A Tahiti sembra prendere forma il processo di decostruzione e riciclaggio delle vecchie imbarcazioni. In ogni caso, questa è la promessa del progetto Ekopol, un investimento di 850 milioni di Fcfp, guidato dalla società Enviropol. Ma restano interrogativi sul finanziamento e sul futuro del settore in Polinesia.
È questa la fine dei relitti, dei vecchi pescherecci e delle vecchie imbarcazioni da diporto che inquinano il porto di Papeete? Difficile avere cifre precise; secondo gli ultimi censimenti il Porto Autonomo ospita una cinquantina di navi abbandonate o a fine vita. Ma secondo Stéphane Perez, presidente del cluster marittimo della Polinesia e amministratore delegato del Chantier naval du Pacifique “il settore dello smantellamento si sta instaurando e strutturando attraverso il Porto Autonomo di Papeete e con il tessuto industriale locale esistente”.
>All’inizio dell’anno, la sua azienda, in collaborazione con Enviropol, ha vinto la gara del Porto Autonomo per lo smantellamento e il riciclaggio l’uccello delle isole. « È stato un grande successo. Siamo riusciti a riciclare l’85% della massa della barca », sottolinea Benoit Sylvestre, direttore generale di Enviropol. Forte di questa esperienza, le due società, ancora in consorzio, hanno risposto ad un nuovo bando di gara del porto pubblicato a settembre e relativo alla decomposizione di cinque lotti di imbarcazioni e rifiuti di pontoni. Sperano di essere selezionati per due lotti, compreso quello con le navi d’alto mare. Di fronte alla mancanza di concorrenza, il gruppo ha buone possibilità di vincere. Soprattutto perché Enviropol intende andare oltre.
Un progetto da 850 milioni di FCFP
Questa azienda specializzata nella selezione, trasferimento, sotterramento e recupero dei rifiuti fonda Ekopol, “ un centro di smantellamento metalli, dedicato in particolare alle navi in dismissione, il cui investimento ammonta a 850 milioni di franchi », precisa Stéphane Perez.
« Siamo pronti a presentare la concessione edilizia il 1 gennaio, ma aspettiamo la firma dell’assegnazione del terreno. Si tratta di un sito di 5 ettari a Taravao dove abbiamo già speso 10 milioni per gli studi ICPE (impianti classificati per la protezione dell’ambiente, ndr)”, spiega Benoit Sylvestre. Ekopol potrebbe entrare in funzione alla fine del 2026 e creare una trentina di posti di lavoro. Questo ambizioso progetto fa parte di un approccio di sviluppo sostenibile e potrebbe ridefinire le pratiche locali in termini di gestione dei rifiuti marini. “ Ricicliamo tutto ciò che può essere riciclato e riutilizzato. La discarica rimane la nostra soluzione definitiva », Aggiunge il direttore di Enviropol.
Potrebbero altre aziende private seguire questo ambizioso progetto? “ L’azienda Recypol è inattivo e per il momento non abbiamo alcun progetto in vista », Specifica Samuel Matton, direttore del gruppo Tuatea, proprietario dell’azienda. Per quanto riguarda il cantiere Technimarine, la questione sembra essere allo studio. Da notare che anche una delle aziende caledoniane del settore si è occupata della questione.

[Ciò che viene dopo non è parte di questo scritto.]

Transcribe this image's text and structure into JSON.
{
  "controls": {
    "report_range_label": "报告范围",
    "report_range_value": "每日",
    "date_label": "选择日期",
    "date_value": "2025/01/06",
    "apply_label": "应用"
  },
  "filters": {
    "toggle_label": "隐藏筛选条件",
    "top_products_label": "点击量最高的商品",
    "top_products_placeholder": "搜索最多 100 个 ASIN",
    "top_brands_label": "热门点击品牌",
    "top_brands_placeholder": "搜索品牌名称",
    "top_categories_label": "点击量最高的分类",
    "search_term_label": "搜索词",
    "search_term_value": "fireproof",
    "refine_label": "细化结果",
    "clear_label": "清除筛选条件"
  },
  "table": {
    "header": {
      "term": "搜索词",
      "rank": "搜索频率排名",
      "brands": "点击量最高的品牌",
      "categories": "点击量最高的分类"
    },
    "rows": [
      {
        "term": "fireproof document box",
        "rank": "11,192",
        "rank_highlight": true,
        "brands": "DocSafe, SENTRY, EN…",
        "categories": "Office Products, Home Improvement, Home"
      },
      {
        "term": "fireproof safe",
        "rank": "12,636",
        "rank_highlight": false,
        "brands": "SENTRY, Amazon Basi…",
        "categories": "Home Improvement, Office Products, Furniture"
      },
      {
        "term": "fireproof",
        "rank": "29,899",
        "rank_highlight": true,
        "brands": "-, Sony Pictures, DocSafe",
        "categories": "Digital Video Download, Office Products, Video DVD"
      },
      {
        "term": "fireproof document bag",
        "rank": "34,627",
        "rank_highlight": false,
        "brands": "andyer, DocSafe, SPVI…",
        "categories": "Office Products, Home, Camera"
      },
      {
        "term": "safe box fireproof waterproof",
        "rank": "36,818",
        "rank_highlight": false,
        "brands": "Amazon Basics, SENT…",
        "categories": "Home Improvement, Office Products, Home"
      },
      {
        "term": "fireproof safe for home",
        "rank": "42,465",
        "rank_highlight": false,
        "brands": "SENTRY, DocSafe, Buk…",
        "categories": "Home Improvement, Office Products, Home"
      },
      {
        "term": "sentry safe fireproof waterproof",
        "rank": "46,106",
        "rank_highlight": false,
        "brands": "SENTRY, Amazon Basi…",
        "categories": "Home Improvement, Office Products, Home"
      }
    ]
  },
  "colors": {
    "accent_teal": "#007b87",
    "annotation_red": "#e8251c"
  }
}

Resta da vedere chi pagherà il conto. Se il Porto Autonomo ha messo a disposizione il budget per la distruzione dei lotti esposti nel bando di gara, che dire del resto delle imbarcazioni? Di fronte ai costi esorbitanti dello smantellamento, le soluzioni esistono. “ Il TEAP (tassa per l’ambiente, l’agricoltura e la pesca, ndr) è fissato al 2% del valore in dogana delle merci importate, ma non viene modificato. Potremmo svilupparlo e, come in Nuova Caledonia, creare un’eco-organizzazione senza scopo di lucro per consentire ai produttori interessati di adempiere agli obblighi della responsabilità estesa del produttore.suggerisce Benoît Sylvestre. La tassazione deve essere adattata alle questioni ambientali. »
Restano da risolvere anche altre questioni, in particolare quella dei terreni e la lentezza delle procedure. Al di fuori delle zone del Porto Autonomo, la rimozione dei relitti e il loro trattamento è di responsabilità del Paese e viene effettuato sotto l’autorità della Direzione Polinesiana degli Affari Marittimi.
Il Porto Autonomo e il Ministero dell’Agricoltura, delle Risorse Marine e dell’Ambiente non hanno risposto alle nostre richieste.